Draußen parkte Bergkamp auf der
anderen Straßenseite des vierspurigen Konrad-Adenauer-Ufers und hupte kurz, als
Paula aus dem Hauseingang trat. Sie sah, wie er sich anschließend von der Hupe am
Lenkrad zurück auf den Beifahrersitz beugte. Paula überquerte die um diese Zeit
ausgestorbene Straße, stapfte über den feuchten Rasen des Grünstreifens, der die
Fahrbahnen voneinander trennte und schwang sich auf der anderen Straßenseite auf
den Fahrersitz des Opels, gurtete sich an und fuhr los.
»Was haben wir?«
»Eine Rheinleiche oben in Mülheim.«
Paula stöhnte auf. »Weil irgendein
Karnevalist betrunken in den Rhein gefallen ist, müssen wir morgens um halb fünf
raus? Verdammte Scheiße!«
»Mir hat man in der Ausbildung beigebracht,
Fragen zu stellen und offen an einen Tatort heranzugehen. Und erst danach Antworten
zu geben. Oder gar ein Urteil zu fällen.«
»Halt die Klappe, Hannes!«
Paula Wagner trat das Gaspedal durch.
Hannes Bergkamp packte den Griff über dem Seitenfenster, um wenigstens ein bisschen
Halt zu finden.
Die restliche Fahrt ans Mülheimer Rheinufer schwiegen die beiden Polizisten.
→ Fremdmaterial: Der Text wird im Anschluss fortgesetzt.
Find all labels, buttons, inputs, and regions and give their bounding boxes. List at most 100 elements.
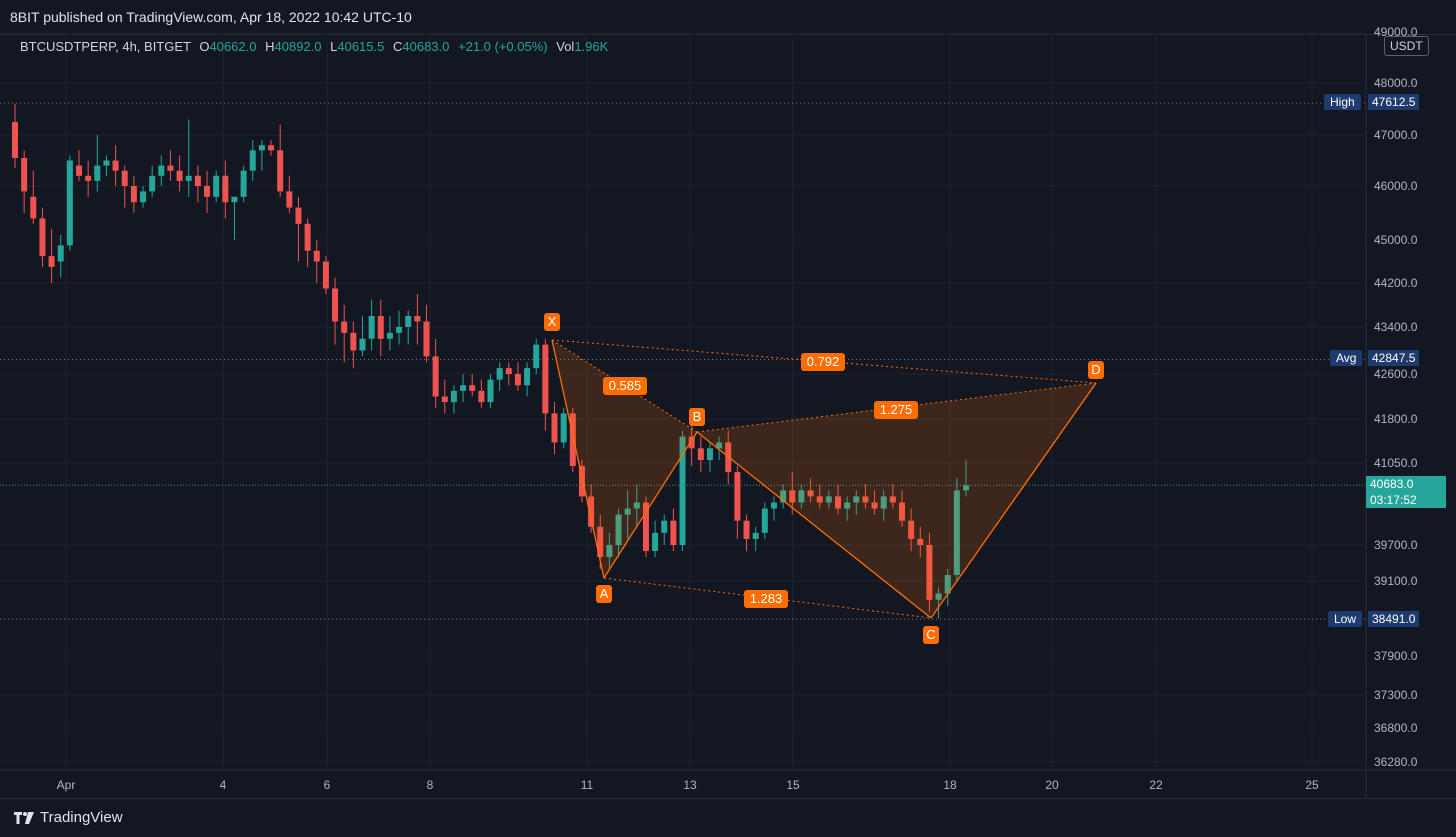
candle-body (268, 145, 275, 151)
candle-body (871, 502, 878, 509)
candle-body (963, 485, 969, 491)
volume-label: Vol (556, 39, 575, 54)
open-value: 40662.0 (209, 39, 257, 54)
candle-body (222, 175, 229, 203)
pattern-leg (551, 339, 605, 579)
candle-body (76, 165, 83, 176)
candle-body (761, 508, 768, 533)
candle-body (423, 321, 430, 357)
candle-body (304, 223, 311, 251)
price-tick-label: 42600.0 (1374, 367, 1418, 381)
tag-text: 1.283 (750, 591, 783, 606)
tag-bg (1088, 361, 1104, 379)
candle-body (158, 165, 165, 176)
currency-selector[interactable]: USDT (1384, 36, 1429, 56)
candle-body (606, 545, 613, 557)
candle-body (825, 496, 832, 503)
candle-body (149, 175, 156, 192)
tag-bg (923, 626, 939, 644)
candle-body (39, 218, 46, 257)
open-label: O (199, 39, 210, 54)
candle-body (94, 165, 101, 181)
ratio-xb-label: 0.585 (603, 377, 647, 395)
candle-body (30, 196, 37, 219)
point-b-label: B (689, 408, 705, 426)
avg-side-label: Avg (1330, 350, 1363, 366)
candle-body (350, 332, 357, 351)
candle-body (103, 160, 110, 166)
price-tick-label: 43400.0 (1374, 320, 1418, 334)
last-price-tag: 40683.0 03:17:52 (1366, 476, 1446, 508)
candle-body (405, 316, 412, 327)
candle-body (359, 338, 366, 351)
high-side-label: High (1324, 94, 1361, 110)
candle-body (176, 170, 183, 181)
price-chart[interactable]: X A B C D 0.585 0.792 1.275 1.283 49000.0 48000.0… (0, 0, 1456, 798)
candle-body (898, 502, 905, 521)
price-tick-label: 39100.0 (1374, 574, 1418, 588)
price-tick-label: 46000.0 (1374, 179, 1418, 193)
candle-body (597, 526, 604, 557)
time-tick-label: Apr (57, 778, 76, 792)
candle-body (432, 356, 439, 397)
candle-body (57, 245, 64, 262)
candle-body (140, 191, 147, 203)
price-tick-label: 48000.0 (1374, 76, 1418, 90)
point-a-label: A (596, 585, 612, 603)
candle-body (670, 520, 677, 545)
axis-borders (0, 34, 1456, 798)
time-tick-label: 4 (220, 778, 227, 792)
candle-body (706, 448, 713, 461)
candle-body (21, 157, 28, 192)
candle-body (926, 545, 933, 600)
candle-body (569, 413, 576, 467)
high-price-tag: 47612.5 (1368, 94, 1420, 110)
price-tick-label: 39700.0 (1374, 538, 1418, 552)
last-price-value: 40683.0 (1370, 477, 1414, 491)
candle-body (917, 538, 924, 545)
candle-body (935, 593, 942, 600)
close-value: 40683.0 (402, 39, 450, 54)
price-tick-label: 37300.0 (1374, 688, 1418, 702)
avg-price-tag: 42847.5 (1368, 350, 1420, 366)
tag-bg (689, 408, 705, 426)
tag-bg (596, 585, 612, 603)
time-tick-label: 22 (1149, 778, 1163, 792)
time-tick-label: 25 (1305, 778, 1319, 792)
price-tick-label: 47000.0 (1374, 128, 1418, 142)
candle-body (112, 160, 119, 171)
symbol-label[interactable]: BTCUSDTPERP, 4h, BITGET (20, 39, 191, 54)
candle-body (944, 575, 951, 594)
pattern-leg (930, 382, 1097, 619)
candle-body (633, 502, 640, 509)
candle-body (249, 150, 256, 171)
candle-body (130, 186, 137, 203)
candle-body (908, 520, 915, 539)
candle-body (734, 472, 741, 521)
candle-body (789, 490, 796, 503)
bcd-triangle (697, 383, 1096, 618)
candle-body (240, 170, 247, 197)
time-tick-label: 11 (581, 778, 594, 792)
candle-body (661, 520, 668, 533)
tradingview-logo[interactable]: TradingView (14, 809, 123, 826)
bar-countdown: 03:17:52 (1370, 493, 1417, 507)
candle-body (469, 385, 476, 391)
candle-body (286, 191, 293, 208)
price-axis: 49000.0 48000.0 47000.0 46000.0 45000.0 44200… (1374, 25, 1418, 769)
tag-text: 0.792 (807, 354, 840, 369)
change-value: +21.0 (+0.05%) (458, 39, 548, 54)
pattern-leg (696, 431, 932, 619)
candle-body (615, 514, 622, 545)
candle-body (834, 496, 841, 509)
time-tick-label: 20 (1045, 778, 1059, 792)
candle-body (514, 374, 521, 386)
candle-body (752, 532, 759, 539)
candle-body (688, 436, 695, 449)
pattern-ratio-line (551, 339, 1097, 384)
candle-body (167, 165, 174, 171)
candle-body (798, 490, 805, 503)
harmonic-pattern: X A B C D 0.585 0.792 1.275 1.283 (544, 313, 1104, 644)
price-tick-label: 37900.0 (1374, 649, 1418, 663)
candlestick-series (12, 103, 969, 619)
Paula Wagner schaltete das Radio an. Der Moderator verkündete, dass die Bundesanwaltschaft
gegen 9 Uhr eine Pressekonferenz mit Details zu dem Attentat im Treuen Husar geben
würde. Mittlerweile sei durchgesickert, dass ein islamistischer Einzeltäter für
den Anschlag verantwortlich sei. Sie schaltete das Radio aus und genoss stattdessen
die frühmorgendlich freien Straßen. Hannes Bergkamp hatte sich schon vor Jahren
abgewöhnt, irgendetwas über Paulas Fahrstil zu sagen. Er selbst hasste es, Auto
zu fahren. Sie hingegen liebte es. Obwohl sie dabei ständig fluchte.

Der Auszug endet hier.